普遍的な暮らしの中にある人の情
若手落語家はしばしば、噺の冒頭から飛ばしすぎて師匠に怒られるので、『ギルバート・グレイプ』のラッセ・ハルストレム監督のようにていねいなネタ運びをしなければと勉強になった。
いつの時代も変わらない、暮らしの中にある人の情を描く。
国や置かれた環境は違うのに、当時を知らないはずのクラシック映画から懐かしさや共感を覚えるのは、この普遍性に尽きるのかもしれない。

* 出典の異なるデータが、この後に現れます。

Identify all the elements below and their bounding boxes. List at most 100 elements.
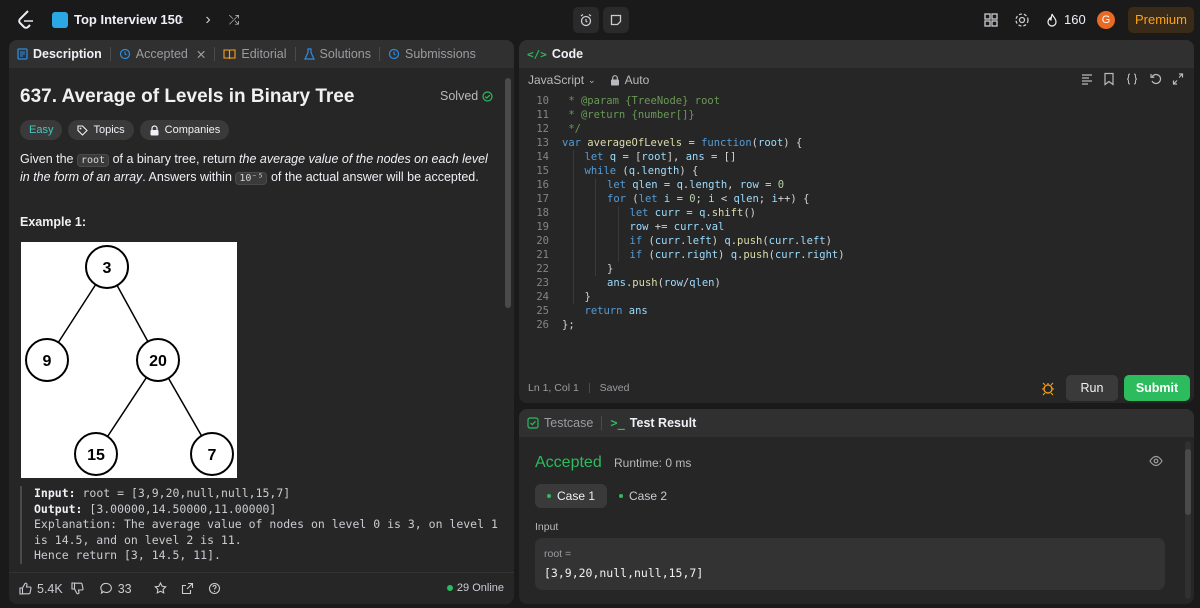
tree-node-label: 7 xyxy=(208,447,217,464)
code-text: return ans xyxy=(584,305,648,317)
inline-code: root xyxy=(77,154,110,167)
problem-list-title[interactable]: Top Interview 150 xyxy=(74,12,182,27)
description-footer: 5.4K 33 29 Online xyxy=(9,572,514,604)
layout-grid-icon[interactable] xyxy=(982,11,1000,29)
line-number: 16 xyxy=(536,179,549,191)
code-text: if (curr.left) q.push(curr.left) xyxy=(629,235,832,247)
bookmark-icon[interactable] xyxy=(1103,72,1115,86)
tab-description[interactable]: Description xyxy=(9,40,110,68)
online-dot xyxy=(446,585,453,591)
chevron-down-icon: ⌄ xyxy=(588,74,596,85)
like-button[interactable]: 5.4K xyxy=(19,582,63,596)
book-icon xyxy=(223,48,236,59)
debug-icon[interactable] xyxy=(1041,380,1055,396)
prev-problem-button[interactable]: ‹ xyxy=(171,10,191,30)
indent-guide xyxy=(572,150,574,304)
dislike-button[interactable] xyxy=(71,582,84,595)
code-text: var averageOfLevels = function(root) { xyxy=(562,137,803,149)
notes-button[interactable] xyxy=(603,7,629,33)
code-line: 12 */ xyxy=(519,122,1159,136)
tab-solutions[interactable]: Solutions xyxy=(296,40,379,68)
code-line: 24} xyxy=(519,290,1159,304)
description-scrollbar[interactable] xyxy=(505,78,511,308)
inline-code: 10⁻⁵ xyxy=(235,172,268,185)
tab-test-result[interactable]: >_ Test Result xyxy=(602,409,704,437)
run-button[interactable]: Run xyxy=(1066,375,1118,401)
case-tab-1[interactable]: Case 1 xyxy=(535,484,608,508)
example-explanation: Explanation: The average value of nodes … xyxy=(34,517,498,547)
topics-badge[interactable]: Topics xyxy=(68,120,134,140)
format-icon[interactable] xyxy=(1081,72,1093,86)
next-problem-button[interactable]: › xyxy=(198,10,218,30)
braces-icon[interactable] xyxy=(1125,72,1139,86)
code-line: 26}; xyxy=(519,318,1159,332)
help-button[interactable] xyxy=(208,582,221,595)
language-select[interactable]: JavaScript ⌄ xyxy=(528,73,596,87)
input-box: root = [3,9,20,null,null,15,7] xyxy=(535,538,1165,590)
line-number: 18 xyxy=(536,207,549,219)
case-pass-dot xyxy=(619,494,623,498)
flask-icon xyxy=(303,48,315,60)
eye-icon[interactable] xyxy=(1149,455,1163,467)
question-icon xyxy=(208,582,220,595)
code-text: * @param {TreeNode} root xyxy=(562,95,721,107)
line-number: 15 xyxy=(536,165,549,177)
lock-icon xyxy=(150,124,159,135)
code-line: 18 let curr = q.shift() xyxy=(519,206,1159,220)
description-tabs: Description Accepted ✕ Editorial Solutio… xyxy=(9,40,514,68)
tab-testcase[interactable]: Testcase xyxy=(519,409,601,437)
submit-button[interactable]: Submit xyxy=(1124,375,1190,401)
thumbs-down-icon xyxy=(71,582,84,595)
premium-button[interactable]: Premium xyxy=(1128,7,1194,33)
problem-badges: Easy Topics Companies xyxy=(20,120,230,140)
code-editor[interactable]: 10 * @param {TreeNode} root 11 * @return … xyxy=(519,94,1194,374)
case-tab-2[interactable]: Case 2 xyxy=(607,484,679,508)
code-text: } xyxy=(607,263,614,275)
code-line: 25 return ans xyxy=(519,304,1159,318)
note-icon xyxy=(610,14,622,26)
leetcode-logo-icon[interactable] xyxy=(14,8,38,32)
code-line: 20 if (curr.left) q.push(curr.left) xyxy=(519,234,1159,248)
test-tabs: Testcase >_ Test Result xyxy=(519,409,1194,437)
tab-code[interactable]: </> Code xyxy=(519,40,591,68)
history-icon xyxy=(119,48,130,60)
case-pass-dot xyxy=(547,494,551,498)
problem-list-icon[interactable] xyxy=(52,12,68,28)
code-text: for (let i = 0; i < qlen; i++) { xyxy=(607,193,810,205)
comments-button[interactable]: 33 xyxy=(100,582,132,596)
favorite-button[interactable] xyxy=(153,582,167,595)
companies-badge[interactable]: Companies xyxy=(139,120,230,140)
code-panel: </> Code JavaScript ⌄ Auto 10 * @param {… xyxy=(519,40,1194,403)
line-number: 23 xyxy=(536,277,549,289)
auto-mode[interactable]: Auto xyxy=(610,73,649,87)
close-icon[interactable]: ✕ xyxy=(196,47,206,62)
tree-node-label: 15 xyxy=(87,447,105,464)
code-text: } xyxy=(584,291,591,303)
terminal-icon: >_ xyxy=(610,416,625,430)
test-panel: Testcase >_ Test Result Accepted Runtime… xyxy=(519,409,1194,604)
fire-icon xyxy=(1047,13,1057,27)
tab-accepted[interactable]: Accepted ✕ xyxy=(111,40,215,68)
editor-actions xyxy=(1081,72,1184,86)
scrollbar-thumb[interactable] xyxy=(1185,449,1191,515)
code-text: if (curr.right) q.push(curr.right) xyxy=(629,249,845,261)
shuffle-icon[interactable]: ⤮ xyxy=(224,10,244,30)
tree-node-label: 9 xyxy=(43,353,52,370)
reset-icon[interactable] xyxy=(1149,72,1162,86)
example-hence: Hence return [3, 14.5, 11]. xyxy=(34,548,221,562)
share-button[interactable] xyxy=(181,582,194,595)
avatar[interactable]: G xyxy=(1097,11,1115,29)
gear-icon[interactable] xyxy=(1013,11,1031,29)
expand-icon[interactable] xyxy=(1172,72,1184,86)
result-scrollbar[interactable] xyxy=(1185,441,1191,599)
problem-title: 637. Average of Levels in Binary Tree xyxy=(20,86,355,107)
code-line: 19 row += curr.val xyxy=(519,220,1159,234)
tab-editorial[interactable]: Editorial xyxy=(215,40,294,68)
input-variable: root = xyxy=(544,548,572,560)
streak-counter[interactable]: 160 xyxy=(1046,12,1086,27)
code-line: 14 let q = [root], ans = [] xyxy=(519,150,1159,164)
code-line: 23 ans.push(row/qlen) xyxy=(519,276,1159,290)
tab-submissions[interactable]: Submissions xyxy=(380,40,484,68)
code-line: 21 if (curr.right) q.push(curr.right) xyxy=(519,248,1159,262)
timer-button[interactable] xyxy=(573,7,599,33)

それは映画の銀幕も落語の檜舞台も同じ。この先どれだけ世相が変わっても、名作は名作として残り続けるものだと希望が持てる作品だった。
さて、「桂枝之進のクラシック映画噺」は今回で最終回となります。
1年半以上、全19回に渡りお付き合いいただきありがとうございました。
毎月毎月、新たな発見ばかりのクラシック映画の旅はとてもエキサイティングで勉強になりました。
中学時代、エンドーラのような片田舎で、駅前のレンタルビデオ屋に置いてある旧作映画を貪るように見ていた経験が、時を経て連載の企画に繋がるとは、まさに映画か夢のよう。
連載は一区切りですが、私自身まだまだ知らないクラシック映画の世界に今後とも浸っていたいと思います。
またいつかお目にかかりましょう!
文/桂枝之進
『ギルバート・グレイプ』(1993)What's Eating Gilbert Grape 上映時間/1時間58分/アメリカ
舞台はアイオワ州の小さな町エンドーラ。身動きができないほど太った過食症の母と知的障害を持つ弟アーニー(レオナルド・ディカプリオ)の世話に明け暮れるギルバート(ジョニー・デップ)は、ある日、トレーラーで旅する自由な少女ベッキー(ジュリエット・ルイス)と出会い、自分の人生を見つめ直す。ラッセ・ハルストレム監督のハリウッド進出第2作。レオナルド・ディカプリオがアカデミー助演男優賞にノミネートされた。